Je ne comprends plus rien à votre silence, mon cher citoyen…… Je vous prie instamment de vous occuper un peu de ma situation, s’il vous est possible et de m’envoyer mon quartier de mai. Voilà six semaines qu’il est échu et que je n’ai encore reçu à compte du dit quartier que quatre cents francs par le citoyen Lions. Je vous supplie instamment de m’envoyer les deux mille neuf cent trente francs restants, ou, à la fois, les vingt mille francs du prix de la Grand’Bastide de Saumane, ainsi que nous en sommes convenus, au moyen duquel arrangement je vous laisserai deux ans en repos. Il est bien extraordinaire qu’après m’avoir proposé cette affaire qui, disiez-vous, devait se terminer tout de suite, vous m’ayez ensuite laissé dans le plus grand silence et dans la plus grande inquiétude sur cela. Donnez-moi donc de vos nouvelles, je vous en conjure. Je vous en ai dernièrement adressé une par Audibert, je vais essayer celle-ci par[6]…… Mandez-moi aussi si vous avez réussi à faire lever ce séquestre injuste et si vous avez reçu les certificats de résidence. Il est inouï que vous me laissiez dans l’inquiétude sur tout plein d’objets si essentiels. Je n’en puis concevoir la raison. Si par hasard il arrivait que vous voulussiez vous servir d’une adresse autre que celle qui porte mon nom, vous pouvez, quand il vous plaira, employer la suivante : à la citoyenne Quesnet en sa maison, rue de la Ferme-des-Mathurins, no 871, chaussée du Mont-Blanc. Comme je suis en pension chez cette citoyenne et que nous logeons et mangeons ensemble, vos lettres me parviendront sans aucun retard. Adieu, mon cher citoyen, envoyez-moi de l’argent exactement et réponse à celle-ci, je vous conjure, car je suis dans le plus extrême embarras. Je vous embrasse de tout mon cœur.

Ce 4 messidor.





  1. Voici les indications que je trouve dans le livre de M. Jean Barruol : « La Contre-Révolution en Provence et dans le Comtat » ; elles éclaireront la suite de cette correspondance :
     Un certain nombre d’Aptésiens, parmi lesquels Gaufridy et Fage, se réfugièrent à Toulon après la répression du mouvement fédéraliste et l’entrée de Carteaux à Marseille ; mais, tandis qu’ils y acclamaient Louis XVII et arboraient la cocarde blanche, ils furent reconnus par deux soldats d’Apt, prisonniers, qui les dénoncèrent plusieurs mois après. Ils furent mis en prison et n’échappèrent à la mort qu’en produisant des certificats de résidence délivrés par des municipalités complaisantes. Fage fut, néanmoins, emprisonné une seconde fois avec sa famille. Gaufridy et son fils durent, de leur côté, errer longtemps dans la montagne du Luberon. C’est vraisemblablement dans cette situation qu’ils se trouvaient lorsque Goupilleau et le marquis obtinrent leur grâce au début de l’an III.
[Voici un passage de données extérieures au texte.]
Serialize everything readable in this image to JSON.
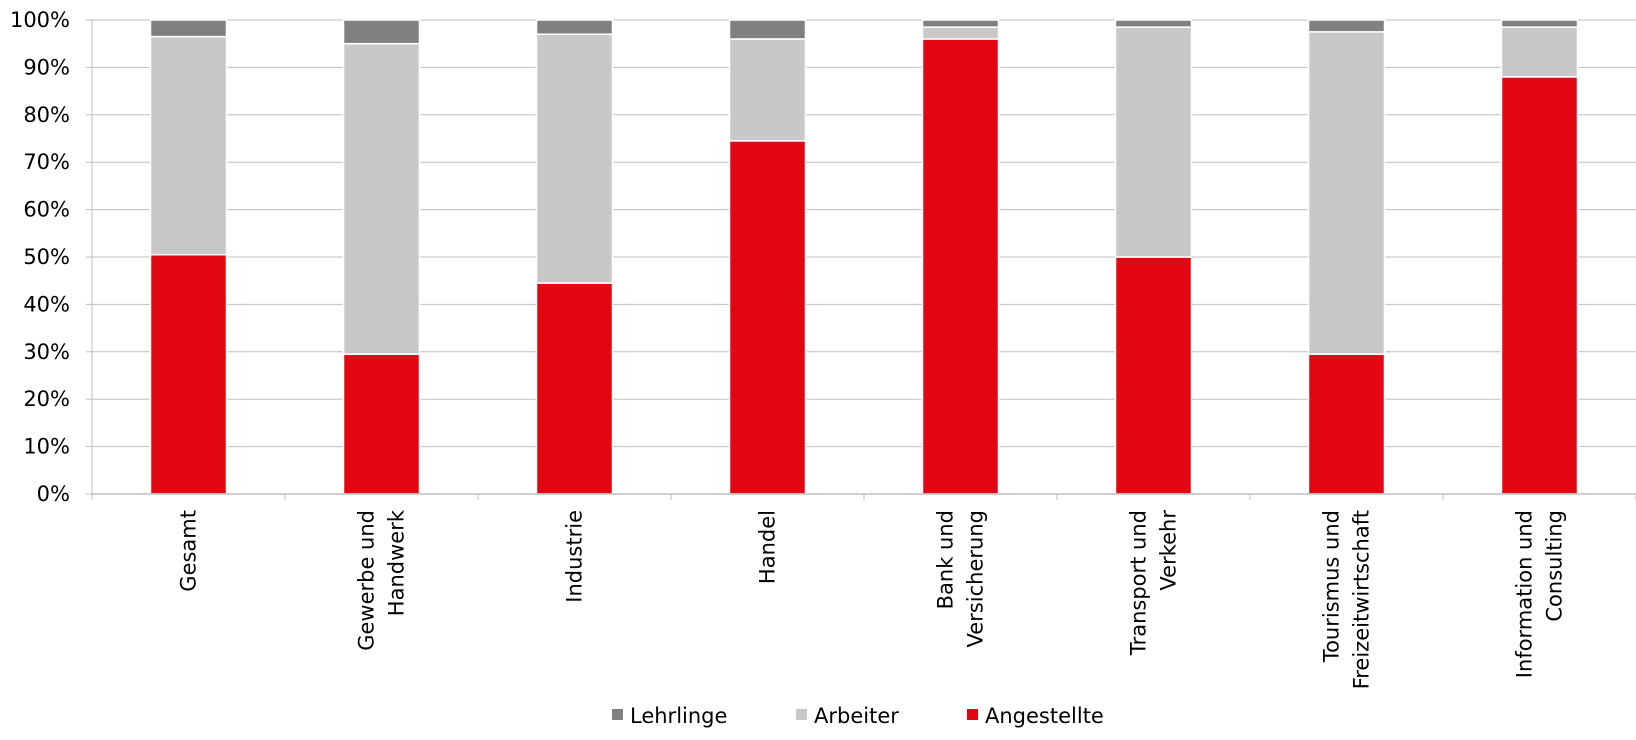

  2. En marge : « C’est elle qui tient ma maison et dont je vous ai parlé ». On sait que le marquis a été accusé de vivre avec sa propre fille. Voila, sans doute, l’explication de ce bruit. Il a fait passer Quesnet pour sa fille naturelle dans le dessein de frauder le fisc, et peut-être, après son internement à l’hospice de Charenton, pour faire avoir à sa compagne le libre accès de maison.
  3. Cette partie de la lettre est déchirée. M. de Sade envisage la mort prochaine de M. de Murs, son parent.
  4. « Echoiront », dans le texte.
  5. M. de Sade est en prison depuis le six décembre 1793 ou seize frimaire an II.
  6. Le nom du porteur a été effacé.